Indeed, though this was already promised before the Covid-19 pandemic.

The March Budget outlined plans for £640bn of gross capital investment in total by 2024-25.

Yet this includes things like dealing with wear and tear and should not be thought of as fresh infrastructure investment.

Public sector net investment (PSNI) – which excludes spending on repair and upkeep – is considered a much more meaningful measure of new infrastructure investment.

The government pencilled a rise of PSNI from £50bn in 2019-20 to £80bn in 2023-28. That was a genuinely sizeable increase on the previous capital investment plans.

It would take public investment as a share of GDP to 3 per cent, rather than 2 per cent – levels that have not been sustained in the UK since the 1970s.

In that era, a considerable share of UK industry, including the high-investing water and energy sectors, were under public ownership meaning that public investment was automatically higher.

That makes the government’s current plans arguably even more radical from a UK historic perspective.

Do we need all this new infrastructure?

The view of most economists is that there are plenty of public investment opportunities that would enhance the productive capacity of our economy.

This is partly because of a historic problem of under-investment. Researchers at the OECD found in 2015 that UK governments had spent less on infrastructure than comparable countries for three decades.

Low public investment has been linked to relatively low private sector investment.

Research by the Office for National Statistics found that total UK investment as a share of GDP was considerably lower in the UK between 2005 and 2017 than other peer economies.

From this point of view, higher public investment in the coming years is justified because it will help fill a historical backlog.

It should also provide some useful demand stimulus to the economy as it emerges from the Covid shock – a construction boom would be very useful in creating jobs.

So this is the right policy for the right time?

Concerns lie less with the policy itself than with the execution. This is not the first government to promise more infrastructure investment.

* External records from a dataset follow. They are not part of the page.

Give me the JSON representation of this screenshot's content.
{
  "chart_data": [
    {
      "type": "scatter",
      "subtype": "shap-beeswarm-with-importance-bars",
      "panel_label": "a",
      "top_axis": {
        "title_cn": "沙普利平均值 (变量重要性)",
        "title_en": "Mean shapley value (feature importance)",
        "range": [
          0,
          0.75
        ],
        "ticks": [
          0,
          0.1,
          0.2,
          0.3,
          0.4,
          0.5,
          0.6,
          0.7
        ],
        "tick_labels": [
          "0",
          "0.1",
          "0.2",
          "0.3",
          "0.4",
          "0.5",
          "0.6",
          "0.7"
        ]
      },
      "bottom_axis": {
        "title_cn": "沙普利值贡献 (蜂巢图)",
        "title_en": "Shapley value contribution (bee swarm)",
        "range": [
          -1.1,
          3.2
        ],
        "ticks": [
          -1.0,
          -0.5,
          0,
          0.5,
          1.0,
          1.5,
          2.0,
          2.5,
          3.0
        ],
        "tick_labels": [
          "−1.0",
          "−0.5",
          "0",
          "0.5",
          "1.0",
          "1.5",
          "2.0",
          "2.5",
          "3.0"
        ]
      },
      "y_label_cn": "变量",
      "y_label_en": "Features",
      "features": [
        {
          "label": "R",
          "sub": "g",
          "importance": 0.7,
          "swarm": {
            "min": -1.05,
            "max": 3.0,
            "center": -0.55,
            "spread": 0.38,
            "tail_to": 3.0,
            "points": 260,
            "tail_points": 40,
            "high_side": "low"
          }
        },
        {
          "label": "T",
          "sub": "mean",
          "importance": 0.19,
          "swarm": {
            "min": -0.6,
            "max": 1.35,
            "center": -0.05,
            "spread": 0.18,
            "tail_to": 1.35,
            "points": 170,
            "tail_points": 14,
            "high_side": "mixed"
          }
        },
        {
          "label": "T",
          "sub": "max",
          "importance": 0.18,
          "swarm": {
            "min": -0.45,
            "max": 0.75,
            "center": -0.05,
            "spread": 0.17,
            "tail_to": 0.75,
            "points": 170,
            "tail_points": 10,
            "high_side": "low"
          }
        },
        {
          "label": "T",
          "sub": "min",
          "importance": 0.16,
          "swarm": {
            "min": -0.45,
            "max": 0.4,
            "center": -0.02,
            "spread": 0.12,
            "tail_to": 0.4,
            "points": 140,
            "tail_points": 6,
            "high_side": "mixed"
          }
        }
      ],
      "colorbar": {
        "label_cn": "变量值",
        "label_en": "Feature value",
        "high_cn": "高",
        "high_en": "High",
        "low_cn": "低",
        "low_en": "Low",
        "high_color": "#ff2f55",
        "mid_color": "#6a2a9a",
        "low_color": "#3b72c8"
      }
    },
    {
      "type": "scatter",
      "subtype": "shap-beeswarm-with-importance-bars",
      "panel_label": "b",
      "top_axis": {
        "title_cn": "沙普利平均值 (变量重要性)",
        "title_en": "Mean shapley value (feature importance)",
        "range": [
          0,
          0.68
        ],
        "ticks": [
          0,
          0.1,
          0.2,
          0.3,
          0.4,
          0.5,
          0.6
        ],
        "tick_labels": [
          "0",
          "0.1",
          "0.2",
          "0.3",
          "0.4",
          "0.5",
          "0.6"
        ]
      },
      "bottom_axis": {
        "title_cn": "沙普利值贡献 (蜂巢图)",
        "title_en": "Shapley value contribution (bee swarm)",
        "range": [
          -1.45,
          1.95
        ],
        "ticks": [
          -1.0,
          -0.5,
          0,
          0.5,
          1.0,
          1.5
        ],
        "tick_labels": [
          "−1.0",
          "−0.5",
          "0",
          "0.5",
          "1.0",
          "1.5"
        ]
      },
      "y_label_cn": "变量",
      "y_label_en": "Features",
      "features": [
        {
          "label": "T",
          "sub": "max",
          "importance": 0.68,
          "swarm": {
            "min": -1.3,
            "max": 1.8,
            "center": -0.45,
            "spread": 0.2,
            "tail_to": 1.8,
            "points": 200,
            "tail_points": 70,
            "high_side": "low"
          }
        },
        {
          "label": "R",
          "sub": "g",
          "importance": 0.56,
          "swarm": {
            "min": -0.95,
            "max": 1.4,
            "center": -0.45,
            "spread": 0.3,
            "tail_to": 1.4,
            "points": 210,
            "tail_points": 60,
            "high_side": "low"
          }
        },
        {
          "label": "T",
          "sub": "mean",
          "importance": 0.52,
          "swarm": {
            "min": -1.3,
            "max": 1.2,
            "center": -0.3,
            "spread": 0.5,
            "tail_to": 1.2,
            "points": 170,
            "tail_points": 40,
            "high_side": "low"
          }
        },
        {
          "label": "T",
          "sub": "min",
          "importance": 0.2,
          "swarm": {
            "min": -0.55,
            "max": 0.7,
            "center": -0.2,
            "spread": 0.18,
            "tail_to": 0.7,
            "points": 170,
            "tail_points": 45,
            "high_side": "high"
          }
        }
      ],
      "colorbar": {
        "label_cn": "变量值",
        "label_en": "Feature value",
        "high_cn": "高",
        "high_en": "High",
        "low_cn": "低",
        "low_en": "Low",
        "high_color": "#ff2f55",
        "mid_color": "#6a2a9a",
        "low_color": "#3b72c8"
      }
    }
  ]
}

After cutting public investment drastically after 2010 as part of his austerity drive, a previous chancellor, George Osborne, became rather keen on increasing it.

He published a national infrastructure plan that identified almost £500bn of projects around the country that deserved funding in the view of the Treasury.

But he didn’t want to spend much public money on delivering it directly, seeking instead to encourage UK pension funds to invest in capital projects instead. This came to nothing.

Osborne’s successor Philip Hammond also talked up public infrastructure spending but was unable to deliver much of an increase.

The current chancellor Rishi Sunak has committed to spending public money directly over the next five years so the chances of a breakthrough now do look better, but politicians have a long history of under-delivering on infrastructure promises.

Observers of the UK public infrastructure saga will not be convinced until shovels hit the ground.